Nous nous sommes demandé ce que nous pouvions faire mieux. Il y a eu une évolution positive : la loi de 2016 a introduit l'obligation faite aux partis pour les comptes de campagne présidentielle de détailler les financements qu'ils accordent aux candidats qu'ils soutiennent. Nous souhaitons que la loi nous donne accès, je le redis, comme je l'ai dit aux pouvoirs publics, à la comptabilité des partis politiques pendant l'instruction des comptes de campagne, pas après, et pas seulement aux comptes de résultat mais à l'ensemble des factures. C'est un besoin absolu même si, depuis, nous avons renforcé notre expertise pour évaluer le coût des facturations et des prestations.

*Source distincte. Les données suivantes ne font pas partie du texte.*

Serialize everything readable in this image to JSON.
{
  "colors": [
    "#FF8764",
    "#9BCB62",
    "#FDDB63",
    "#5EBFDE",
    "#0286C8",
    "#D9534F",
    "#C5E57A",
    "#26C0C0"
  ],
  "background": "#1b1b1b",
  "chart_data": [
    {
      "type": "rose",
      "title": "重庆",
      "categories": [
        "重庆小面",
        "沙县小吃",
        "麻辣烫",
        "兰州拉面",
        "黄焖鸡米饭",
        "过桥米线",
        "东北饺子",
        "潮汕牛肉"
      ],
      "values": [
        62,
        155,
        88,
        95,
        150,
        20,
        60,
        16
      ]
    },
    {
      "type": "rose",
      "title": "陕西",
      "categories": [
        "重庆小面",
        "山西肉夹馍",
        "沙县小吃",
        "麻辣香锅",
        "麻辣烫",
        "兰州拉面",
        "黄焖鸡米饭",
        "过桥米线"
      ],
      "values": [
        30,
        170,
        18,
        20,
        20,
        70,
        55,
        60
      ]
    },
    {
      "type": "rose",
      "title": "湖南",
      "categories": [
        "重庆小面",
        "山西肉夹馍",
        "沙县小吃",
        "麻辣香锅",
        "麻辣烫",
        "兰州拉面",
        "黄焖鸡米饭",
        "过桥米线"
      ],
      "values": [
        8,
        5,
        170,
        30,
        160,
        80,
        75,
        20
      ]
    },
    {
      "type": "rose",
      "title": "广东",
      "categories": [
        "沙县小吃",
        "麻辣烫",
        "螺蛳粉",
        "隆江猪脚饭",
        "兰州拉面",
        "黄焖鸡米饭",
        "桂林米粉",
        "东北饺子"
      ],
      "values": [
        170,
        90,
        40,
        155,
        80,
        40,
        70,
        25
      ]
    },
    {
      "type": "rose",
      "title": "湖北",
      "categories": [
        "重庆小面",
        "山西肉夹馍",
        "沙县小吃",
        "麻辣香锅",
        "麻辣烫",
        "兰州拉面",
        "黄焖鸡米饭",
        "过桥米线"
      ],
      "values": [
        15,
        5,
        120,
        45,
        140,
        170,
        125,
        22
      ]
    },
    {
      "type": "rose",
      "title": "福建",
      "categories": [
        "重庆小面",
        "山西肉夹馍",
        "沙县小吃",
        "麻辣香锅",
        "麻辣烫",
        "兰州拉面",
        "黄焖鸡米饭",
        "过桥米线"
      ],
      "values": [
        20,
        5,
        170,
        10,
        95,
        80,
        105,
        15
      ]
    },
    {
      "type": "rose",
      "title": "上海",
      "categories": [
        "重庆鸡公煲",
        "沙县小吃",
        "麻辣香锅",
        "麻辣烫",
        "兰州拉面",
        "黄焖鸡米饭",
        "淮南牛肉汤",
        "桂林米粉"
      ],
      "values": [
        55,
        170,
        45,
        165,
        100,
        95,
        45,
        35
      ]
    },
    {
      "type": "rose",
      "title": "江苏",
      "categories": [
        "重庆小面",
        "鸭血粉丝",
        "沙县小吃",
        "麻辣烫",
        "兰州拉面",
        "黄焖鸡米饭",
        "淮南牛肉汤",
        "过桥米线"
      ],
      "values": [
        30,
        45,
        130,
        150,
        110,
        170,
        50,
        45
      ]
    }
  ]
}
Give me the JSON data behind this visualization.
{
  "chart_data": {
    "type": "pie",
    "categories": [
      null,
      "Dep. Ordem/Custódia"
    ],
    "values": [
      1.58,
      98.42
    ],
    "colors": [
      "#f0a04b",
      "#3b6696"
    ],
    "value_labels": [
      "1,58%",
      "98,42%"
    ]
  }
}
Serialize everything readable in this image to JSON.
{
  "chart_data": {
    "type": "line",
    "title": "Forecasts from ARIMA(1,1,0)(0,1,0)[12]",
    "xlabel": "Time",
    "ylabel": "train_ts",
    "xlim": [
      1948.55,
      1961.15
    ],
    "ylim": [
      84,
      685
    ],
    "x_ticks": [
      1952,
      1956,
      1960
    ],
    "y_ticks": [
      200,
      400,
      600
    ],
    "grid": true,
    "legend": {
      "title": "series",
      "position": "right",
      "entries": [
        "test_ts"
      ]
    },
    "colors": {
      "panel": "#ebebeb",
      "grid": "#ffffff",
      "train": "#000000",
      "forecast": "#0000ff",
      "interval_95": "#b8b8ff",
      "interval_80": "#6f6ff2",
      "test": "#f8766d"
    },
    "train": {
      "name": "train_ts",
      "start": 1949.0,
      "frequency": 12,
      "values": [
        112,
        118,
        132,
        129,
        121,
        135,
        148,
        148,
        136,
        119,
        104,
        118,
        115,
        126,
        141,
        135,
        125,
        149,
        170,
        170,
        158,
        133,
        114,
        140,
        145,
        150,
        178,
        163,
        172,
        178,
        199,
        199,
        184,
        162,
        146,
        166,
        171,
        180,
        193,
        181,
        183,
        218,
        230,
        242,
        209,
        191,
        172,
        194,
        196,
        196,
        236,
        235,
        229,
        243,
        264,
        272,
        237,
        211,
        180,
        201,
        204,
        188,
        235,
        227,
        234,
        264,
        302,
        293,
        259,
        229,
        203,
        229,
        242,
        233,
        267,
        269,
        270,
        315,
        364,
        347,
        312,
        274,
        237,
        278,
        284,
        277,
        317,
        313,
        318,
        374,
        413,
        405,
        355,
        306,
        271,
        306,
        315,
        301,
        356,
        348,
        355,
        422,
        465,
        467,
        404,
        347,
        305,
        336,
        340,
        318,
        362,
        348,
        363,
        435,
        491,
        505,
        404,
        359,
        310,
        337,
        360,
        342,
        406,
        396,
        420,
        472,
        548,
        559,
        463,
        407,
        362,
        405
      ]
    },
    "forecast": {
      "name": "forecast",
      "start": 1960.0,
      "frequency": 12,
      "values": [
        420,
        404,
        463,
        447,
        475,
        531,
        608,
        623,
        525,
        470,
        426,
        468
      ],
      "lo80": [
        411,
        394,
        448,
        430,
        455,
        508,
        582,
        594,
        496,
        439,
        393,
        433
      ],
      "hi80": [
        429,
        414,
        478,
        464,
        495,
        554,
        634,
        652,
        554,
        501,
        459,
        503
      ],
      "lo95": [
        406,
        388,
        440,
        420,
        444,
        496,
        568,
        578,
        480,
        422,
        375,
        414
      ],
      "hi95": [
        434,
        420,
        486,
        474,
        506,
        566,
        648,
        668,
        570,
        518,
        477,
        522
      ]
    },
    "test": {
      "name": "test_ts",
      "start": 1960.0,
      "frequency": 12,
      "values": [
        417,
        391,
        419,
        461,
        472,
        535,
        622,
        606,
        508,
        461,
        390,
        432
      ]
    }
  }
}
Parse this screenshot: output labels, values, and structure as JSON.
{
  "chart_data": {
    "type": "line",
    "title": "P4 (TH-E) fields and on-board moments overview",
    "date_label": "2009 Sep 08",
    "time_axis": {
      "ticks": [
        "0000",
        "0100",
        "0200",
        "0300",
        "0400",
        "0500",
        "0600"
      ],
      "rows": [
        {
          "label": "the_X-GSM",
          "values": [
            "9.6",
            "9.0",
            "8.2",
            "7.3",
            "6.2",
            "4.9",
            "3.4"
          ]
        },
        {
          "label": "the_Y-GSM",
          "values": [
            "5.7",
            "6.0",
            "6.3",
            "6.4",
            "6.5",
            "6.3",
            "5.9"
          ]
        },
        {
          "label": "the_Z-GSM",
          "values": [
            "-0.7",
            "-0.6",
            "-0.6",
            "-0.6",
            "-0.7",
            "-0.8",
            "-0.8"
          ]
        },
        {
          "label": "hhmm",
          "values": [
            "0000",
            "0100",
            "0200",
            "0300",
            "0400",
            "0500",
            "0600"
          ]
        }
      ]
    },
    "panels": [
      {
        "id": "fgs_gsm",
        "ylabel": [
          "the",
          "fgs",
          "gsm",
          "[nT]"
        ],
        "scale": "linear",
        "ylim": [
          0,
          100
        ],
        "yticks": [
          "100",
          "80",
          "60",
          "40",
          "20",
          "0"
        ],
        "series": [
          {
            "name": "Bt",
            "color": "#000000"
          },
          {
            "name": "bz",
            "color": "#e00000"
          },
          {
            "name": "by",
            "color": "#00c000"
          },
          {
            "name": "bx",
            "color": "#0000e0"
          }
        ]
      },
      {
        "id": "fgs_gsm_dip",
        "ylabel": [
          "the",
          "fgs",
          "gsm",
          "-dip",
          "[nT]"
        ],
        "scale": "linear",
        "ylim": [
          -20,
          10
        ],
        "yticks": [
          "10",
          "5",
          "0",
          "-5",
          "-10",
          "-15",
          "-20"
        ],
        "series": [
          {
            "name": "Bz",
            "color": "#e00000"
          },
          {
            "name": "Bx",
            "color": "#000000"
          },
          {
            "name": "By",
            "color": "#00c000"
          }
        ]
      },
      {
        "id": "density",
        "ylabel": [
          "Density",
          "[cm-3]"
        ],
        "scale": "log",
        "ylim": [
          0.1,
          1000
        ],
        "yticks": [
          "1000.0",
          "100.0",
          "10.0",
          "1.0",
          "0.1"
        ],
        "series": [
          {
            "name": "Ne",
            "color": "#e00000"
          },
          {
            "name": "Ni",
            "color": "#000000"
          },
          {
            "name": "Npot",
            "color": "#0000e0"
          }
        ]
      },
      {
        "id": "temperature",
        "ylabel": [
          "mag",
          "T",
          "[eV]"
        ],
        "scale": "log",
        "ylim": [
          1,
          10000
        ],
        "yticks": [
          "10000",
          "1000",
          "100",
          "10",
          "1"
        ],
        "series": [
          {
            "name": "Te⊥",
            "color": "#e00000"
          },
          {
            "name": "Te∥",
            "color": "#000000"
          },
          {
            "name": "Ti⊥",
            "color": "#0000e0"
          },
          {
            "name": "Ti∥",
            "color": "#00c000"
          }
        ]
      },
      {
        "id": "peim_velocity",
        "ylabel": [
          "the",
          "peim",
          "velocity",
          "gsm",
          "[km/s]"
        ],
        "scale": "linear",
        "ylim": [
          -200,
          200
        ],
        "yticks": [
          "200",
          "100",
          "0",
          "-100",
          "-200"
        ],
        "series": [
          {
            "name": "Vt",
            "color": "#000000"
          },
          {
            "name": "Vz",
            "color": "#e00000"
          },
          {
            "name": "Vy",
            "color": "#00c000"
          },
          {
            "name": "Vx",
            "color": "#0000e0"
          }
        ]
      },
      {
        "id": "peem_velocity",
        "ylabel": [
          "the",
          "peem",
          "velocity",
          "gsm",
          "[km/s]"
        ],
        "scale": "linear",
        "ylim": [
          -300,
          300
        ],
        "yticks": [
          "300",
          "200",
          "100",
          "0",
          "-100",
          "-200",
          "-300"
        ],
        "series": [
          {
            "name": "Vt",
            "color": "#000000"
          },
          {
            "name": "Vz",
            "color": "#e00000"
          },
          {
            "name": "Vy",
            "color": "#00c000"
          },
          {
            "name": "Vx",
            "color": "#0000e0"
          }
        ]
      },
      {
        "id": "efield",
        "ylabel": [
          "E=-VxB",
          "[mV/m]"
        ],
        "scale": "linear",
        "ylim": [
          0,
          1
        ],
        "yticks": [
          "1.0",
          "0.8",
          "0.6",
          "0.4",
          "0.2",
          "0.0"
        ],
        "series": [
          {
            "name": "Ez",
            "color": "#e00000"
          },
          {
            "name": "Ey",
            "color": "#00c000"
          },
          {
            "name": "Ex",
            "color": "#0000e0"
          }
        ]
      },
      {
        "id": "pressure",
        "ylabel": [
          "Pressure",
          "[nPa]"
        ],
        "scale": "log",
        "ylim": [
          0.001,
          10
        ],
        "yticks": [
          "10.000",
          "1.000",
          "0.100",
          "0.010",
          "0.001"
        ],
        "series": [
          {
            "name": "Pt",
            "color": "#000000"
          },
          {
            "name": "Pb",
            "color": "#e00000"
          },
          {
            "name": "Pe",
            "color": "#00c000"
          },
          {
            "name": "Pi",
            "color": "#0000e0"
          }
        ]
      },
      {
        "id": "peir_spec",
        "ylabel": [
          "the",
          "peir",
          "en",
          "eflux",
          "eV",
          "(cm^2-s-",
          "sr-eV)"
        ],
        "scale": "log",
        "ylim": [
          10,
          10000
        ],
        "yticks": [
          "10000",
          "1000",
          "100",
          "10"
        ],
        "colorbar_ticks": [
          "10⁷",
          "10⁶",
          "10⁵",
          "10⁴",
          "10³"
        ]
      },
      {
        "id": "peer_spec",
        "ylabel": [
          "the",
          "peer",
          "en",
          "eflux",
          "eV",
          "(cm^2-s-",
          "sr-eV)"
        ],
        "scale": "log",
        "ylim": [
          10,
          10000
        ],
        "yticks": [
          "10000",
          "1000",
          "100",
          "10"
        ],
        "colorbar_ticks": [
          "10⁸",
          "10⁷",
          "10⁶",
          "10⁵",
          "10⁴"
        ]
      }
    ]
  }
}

J'en tire quand même quelques conclusions. Nous sommes aujourd'hui à la mi-2021, les seules sanctions qui sont intervenues sont celles que nous avons prononcées en décembre 2012, confirmées par le Conseil constitutionnel. J'attends beaucoup du procès pour qu'il soit fait la part de ce qui relève du dépassement des dépenses électorales et d'autres infractions. Au-delà, le problème que nous avons est de savoir ce que nous pouvons demander à un parti politique. La Constitution leur garantit une liberté totale pour ce qui concerne leurs dépenses. Est-ce qu'on peut en demander plus ? Il faut évidemment respecter le cadre constitutionnel mais, par exception, et pour être efficace dans le contrôle des comptes de la campagne présidentielle, il faut nous permettre d'avoir ce droit d'accès à la réalité et à l'exhaustivité des dépenses. Pour cela, il faut une loi et un débat public.